Four Freedoms Speech: Gerald P. Nye and the Neutrality Acts

    Four Freedoms Speech: Gerald P. Nye and the Neutrality Acts

      Gerald P. Nye, the isolationist guy, was a Republican senator from North Dakota. An impassioned speaker, he was known to repeatedly pound the table to make his point, often with the result of bloodied knuckles.

      We're not even kidding.

      Nye came to prominence in late 1934 as head of the Senate Munitions Committee. The purpose of the committee was to investigate the influence that weapons manufacturers might have had in America's decision to enter World War I.

      There was a strong popular belief that World War I had been an unnecessarily costly war. Many wanted answers for how and why America really got involved…and if it was truly an ethical decision, or one driven by greed.
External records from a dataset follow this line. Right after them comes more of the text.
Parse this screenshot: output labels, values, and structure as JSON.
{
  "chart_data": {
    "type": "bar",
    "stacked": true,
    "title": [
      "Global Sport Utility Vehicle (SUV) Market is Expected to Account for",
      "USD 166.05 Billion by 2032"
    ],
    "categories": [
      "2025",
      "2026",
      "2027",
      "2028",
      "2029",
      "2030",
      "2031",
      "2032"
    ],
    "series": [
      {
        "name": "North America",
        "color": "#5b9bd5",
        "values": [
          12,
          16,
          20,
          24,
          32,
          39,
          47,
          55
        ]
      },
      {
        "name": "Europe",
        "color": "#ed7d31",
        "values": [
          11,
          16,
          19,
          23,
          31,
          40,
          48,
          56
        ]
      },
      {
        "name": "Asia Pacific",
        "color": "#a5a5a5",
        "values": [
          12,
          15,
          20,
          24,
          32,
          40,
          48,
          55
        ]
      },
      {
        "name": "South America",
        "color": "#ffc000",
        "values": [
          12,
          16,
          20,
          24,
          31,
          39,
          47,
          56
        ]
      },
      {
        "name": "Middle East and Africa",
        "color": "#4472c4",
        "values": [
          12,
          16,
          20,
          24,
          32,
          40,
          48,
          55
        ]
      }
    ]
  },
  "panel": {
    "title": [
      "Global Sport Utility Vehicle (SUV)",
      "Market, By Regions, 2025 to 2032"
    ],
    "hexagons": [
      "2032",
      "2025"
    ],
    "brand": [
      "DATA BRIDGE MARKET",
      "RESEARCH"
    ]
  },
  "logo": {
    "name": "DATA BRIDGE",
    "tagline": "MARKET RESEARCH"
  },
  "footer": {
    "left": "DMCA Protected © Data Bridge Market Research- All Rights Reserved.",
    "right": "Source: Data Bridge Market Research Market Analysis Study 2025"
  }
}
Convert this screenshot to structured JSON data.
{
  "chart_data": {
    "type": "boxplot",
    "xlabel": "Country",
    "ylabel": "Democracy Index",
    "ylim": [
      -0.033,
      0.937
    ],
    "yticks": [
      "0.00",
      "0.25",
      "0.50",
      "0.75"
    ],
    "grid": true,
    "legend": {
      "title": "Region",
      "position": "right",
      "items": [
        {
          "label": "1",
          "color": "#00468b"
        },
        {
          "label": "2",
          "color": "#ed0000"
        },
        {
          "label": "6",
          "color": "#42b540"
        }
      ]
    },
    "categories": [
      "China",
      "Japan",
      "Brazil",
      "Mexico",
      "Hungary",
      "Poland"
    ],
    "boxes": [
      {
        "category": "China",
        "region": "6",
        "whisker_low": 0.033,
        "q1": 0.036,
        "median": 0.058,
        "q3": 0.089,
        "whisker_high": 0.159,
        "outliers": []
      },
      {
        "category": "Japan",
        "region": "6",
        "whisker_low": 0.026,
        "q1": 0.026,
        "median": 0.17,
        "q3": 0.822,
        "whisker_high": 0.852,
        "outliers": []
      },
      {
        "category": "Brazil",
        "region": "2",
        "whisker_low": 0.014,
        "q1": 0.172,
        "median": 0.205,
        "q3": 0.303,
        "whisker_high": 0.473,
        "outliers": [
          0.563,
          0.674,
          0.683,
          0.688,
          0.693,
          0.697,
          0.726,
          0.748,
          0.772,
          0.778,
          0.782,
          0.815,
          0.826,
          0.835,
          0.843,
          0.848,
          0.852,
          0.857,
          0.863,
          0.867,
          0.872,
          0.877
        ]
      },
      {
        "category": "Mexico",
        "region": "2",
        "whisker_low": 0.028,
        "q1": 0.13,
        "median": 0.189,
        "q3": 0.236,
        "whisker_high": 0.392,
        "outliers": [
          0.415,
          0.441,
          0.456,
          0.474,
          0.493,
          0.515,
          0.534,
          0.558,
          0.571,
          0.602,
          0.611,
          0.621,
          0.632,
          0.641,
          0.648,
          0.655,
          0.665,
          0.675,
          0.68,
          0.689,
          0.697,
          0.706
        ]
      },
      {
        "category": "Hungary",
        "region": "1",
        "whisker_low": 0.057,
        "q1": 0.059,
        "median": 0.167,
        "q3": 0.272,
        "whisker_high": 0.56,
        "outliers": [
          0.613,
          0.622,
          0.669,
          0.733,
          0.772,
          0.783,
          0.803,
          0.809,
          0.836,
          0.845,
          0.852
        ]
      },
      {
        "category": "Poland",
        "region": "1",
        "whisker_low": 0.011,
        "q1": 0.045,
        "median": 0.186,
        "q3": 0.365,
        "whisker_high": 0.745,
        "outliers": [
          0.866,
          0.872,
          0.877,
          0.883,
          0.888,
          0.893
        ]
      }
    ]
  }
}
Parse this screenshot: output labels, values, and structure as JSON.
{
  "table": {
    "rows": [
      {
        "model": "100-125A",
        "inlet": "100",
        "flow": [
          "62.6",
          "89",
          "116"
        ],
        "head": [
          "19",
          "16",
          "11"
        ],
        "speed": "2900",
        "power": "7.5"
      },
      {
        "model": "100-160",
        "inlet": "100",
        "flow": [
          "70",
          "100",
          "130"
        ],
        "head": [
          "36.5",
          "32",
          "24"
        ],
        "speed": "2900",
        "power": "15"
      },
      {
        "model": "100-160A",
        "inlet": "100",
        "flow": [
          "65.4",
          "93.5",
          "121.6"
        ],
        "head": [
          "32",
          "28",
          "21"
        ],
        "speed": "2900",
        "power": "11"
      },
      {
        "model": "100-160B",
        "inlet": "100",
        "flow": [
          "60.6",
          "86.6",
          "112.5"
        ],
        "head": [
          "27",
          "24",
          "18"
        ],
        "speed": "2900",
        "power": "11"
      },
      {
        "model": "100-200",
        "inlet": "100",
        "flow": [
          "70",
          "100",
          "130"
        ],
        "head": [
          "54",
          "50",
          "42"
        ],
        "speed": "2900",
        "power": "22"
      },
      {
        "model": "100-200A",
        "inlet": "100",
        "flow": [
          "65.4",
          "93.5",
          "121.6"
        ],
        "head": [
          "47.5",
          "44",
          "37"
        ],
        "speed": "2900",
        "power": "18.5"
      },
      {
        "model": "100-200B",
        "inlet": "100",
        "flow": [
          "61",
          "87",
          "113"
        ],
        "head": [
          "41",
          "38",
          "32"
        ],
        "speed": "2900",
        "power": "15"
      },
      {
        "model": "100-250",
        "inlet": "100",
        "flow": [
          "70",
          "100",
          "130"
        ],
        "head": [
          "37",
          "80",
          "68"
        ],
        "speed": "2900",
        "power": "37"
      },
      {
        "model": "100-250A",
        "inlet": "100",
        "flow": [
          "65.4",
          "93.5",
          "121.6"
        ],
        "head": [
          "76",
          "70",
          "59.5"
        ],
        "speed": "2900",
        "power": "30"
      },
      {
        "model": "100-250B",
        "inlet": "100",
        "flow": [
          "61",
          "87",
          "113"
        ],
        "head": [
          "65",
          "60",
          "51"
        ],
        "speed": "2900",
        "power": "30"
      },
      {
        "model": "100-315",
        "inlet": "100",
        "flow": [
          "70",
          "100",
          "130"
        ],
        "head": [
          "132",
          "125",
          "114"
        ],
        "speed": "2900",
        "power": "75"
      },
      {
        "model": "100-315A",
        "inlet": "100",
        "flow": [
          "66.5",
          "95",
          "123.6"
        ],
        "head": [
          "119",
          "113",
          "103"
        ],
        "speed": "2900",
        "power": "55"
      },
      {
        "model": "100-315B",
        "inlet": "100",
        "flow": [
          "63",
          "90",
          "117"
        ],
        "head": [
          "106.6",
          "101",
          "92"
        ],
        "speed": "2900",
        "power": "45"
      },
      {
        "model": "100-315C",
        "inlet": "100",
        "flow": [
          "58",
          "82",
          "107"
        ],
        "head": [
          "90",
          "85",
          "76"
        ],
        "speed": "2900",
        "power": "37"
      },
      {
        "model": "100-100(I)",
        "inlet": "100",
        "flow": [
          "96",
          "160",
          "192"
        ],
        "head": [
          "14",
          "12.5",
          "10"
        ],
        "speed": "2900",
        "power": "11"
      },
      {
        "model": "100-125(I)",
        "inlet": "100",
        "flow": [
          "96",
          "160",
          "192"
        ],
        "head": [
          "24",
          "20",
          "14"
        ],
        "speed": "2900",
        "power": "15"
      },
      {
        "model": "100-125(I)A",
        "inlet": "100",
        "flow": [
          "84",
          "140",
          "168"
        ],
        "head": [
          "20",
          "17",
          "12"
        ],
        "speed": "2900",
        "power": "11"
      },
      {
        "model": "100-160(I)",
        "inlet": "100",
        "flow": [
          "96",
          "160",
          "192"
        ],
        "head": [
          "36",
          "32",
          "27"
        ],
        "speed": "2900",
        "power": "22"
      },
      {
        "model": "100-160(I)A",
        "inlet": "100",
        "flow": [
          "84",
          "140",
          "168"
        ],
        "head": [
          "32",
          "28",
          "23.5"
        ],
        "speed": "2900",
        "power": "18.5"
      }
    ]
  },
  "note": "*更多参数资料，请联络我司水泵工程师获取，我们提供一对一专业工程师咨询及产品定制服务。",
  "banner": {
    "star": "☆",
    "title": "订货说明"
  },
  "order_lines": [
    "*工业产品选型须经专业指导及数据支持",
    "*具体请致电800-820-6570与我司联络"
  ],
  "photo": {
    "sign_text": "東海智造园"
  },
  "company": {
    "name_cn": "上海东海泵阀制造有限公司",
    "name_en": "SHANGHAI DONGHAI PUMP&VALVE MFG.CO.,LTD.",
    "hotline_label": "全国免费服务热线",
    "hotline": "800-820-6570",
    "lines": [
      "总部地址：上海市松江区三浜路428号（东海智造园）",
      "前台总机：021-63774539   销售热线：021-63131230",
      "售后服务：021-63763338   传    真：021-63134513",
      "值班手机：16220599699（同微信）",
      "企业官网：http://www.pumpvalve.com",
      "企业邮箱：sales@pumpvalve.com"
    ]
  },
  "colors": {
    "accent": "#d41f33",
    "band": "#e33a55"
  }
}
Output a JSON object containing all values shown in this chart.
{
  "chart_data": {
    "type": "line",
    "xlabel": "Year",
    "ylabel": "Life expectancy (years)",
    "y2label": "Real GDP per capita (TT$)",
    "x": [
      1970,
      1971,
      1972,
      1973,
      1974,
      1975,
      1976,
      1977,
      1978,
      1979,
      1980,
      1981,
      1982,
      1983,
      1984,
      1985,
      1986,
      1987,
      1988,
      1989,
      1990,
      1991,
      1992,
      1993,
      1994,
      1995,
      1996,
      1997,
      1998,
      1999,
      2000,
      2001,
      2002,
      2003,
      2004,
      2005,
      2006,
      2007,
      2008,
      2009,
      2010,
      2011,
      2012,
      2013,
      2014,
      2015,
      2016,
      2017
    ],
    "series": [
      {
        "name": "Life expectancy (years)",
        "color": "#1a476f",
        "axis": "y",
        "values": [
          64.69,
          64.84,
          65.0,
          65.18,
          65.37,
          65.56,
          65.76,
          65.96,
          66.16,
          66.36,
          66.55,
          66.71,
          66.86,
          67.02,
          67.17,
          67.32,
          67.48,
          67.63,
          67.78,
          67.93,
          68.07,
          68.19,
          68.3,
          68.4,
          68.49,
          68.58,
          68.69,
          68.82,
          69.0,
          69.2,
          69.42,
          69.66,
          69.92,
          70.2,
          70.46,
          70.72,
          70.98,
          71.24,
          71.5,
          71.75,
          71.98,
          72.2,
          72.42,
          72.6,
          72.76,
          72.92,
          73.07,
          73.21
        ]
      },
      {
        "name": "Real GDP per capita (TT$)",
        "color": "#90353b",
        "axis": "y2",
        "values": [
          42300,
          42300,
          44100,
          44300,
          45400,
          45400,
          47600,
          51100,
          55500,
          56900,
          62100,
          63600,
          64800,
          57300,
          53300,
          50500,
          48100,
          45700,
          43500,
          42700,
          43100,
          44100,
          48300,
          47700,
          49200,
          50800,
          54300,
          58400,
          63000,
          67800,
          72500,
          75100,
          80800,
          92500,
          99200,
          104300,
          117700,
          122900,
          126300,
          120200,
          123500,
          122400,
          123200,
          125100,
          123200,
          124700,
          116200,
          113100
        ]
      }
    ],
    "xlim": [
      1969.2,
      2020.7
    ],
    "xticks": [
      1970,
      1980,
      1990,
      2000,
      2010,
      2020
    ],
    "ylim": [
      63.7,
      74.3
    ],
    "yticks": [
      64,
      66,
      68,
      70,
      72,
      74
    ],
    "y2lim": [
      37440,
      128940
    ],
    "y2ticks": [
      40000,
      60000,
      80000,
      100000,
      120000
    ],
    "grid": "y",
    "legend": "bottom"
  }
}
      Senator Nye wasn't convinced that the United States should have interfered in World War I at all. In fact, he was staunchly against American intervention in foreign conflicts altogether. A huge supporter of isolationism, Nye's political motivations led to the enactment of the Neutrality Acts of the 1930s.

      Far from being neutral themselves, the Neutrality Acts established a set of legal limitations on U.S. foreign policy. The first of the Neutrality Acts, passed in 1935, forbade any U.S. citizen (including the president) from supplying materials such as weapons, technology, and even food to any party involved in a foreign conflict. The Neutrality Acts of 1936, 1937, and 1939 basically elaborated on this theme of non-interventionism, which made FDR's attempts to help nations like Great Britain especially tricky.

      Despite their initial popularity, the Neutrality Acts were fairly short-lived. After the Japanese attack on Pearl Harbor, the United States was officially at war, and the Neutrality Acts were repealed.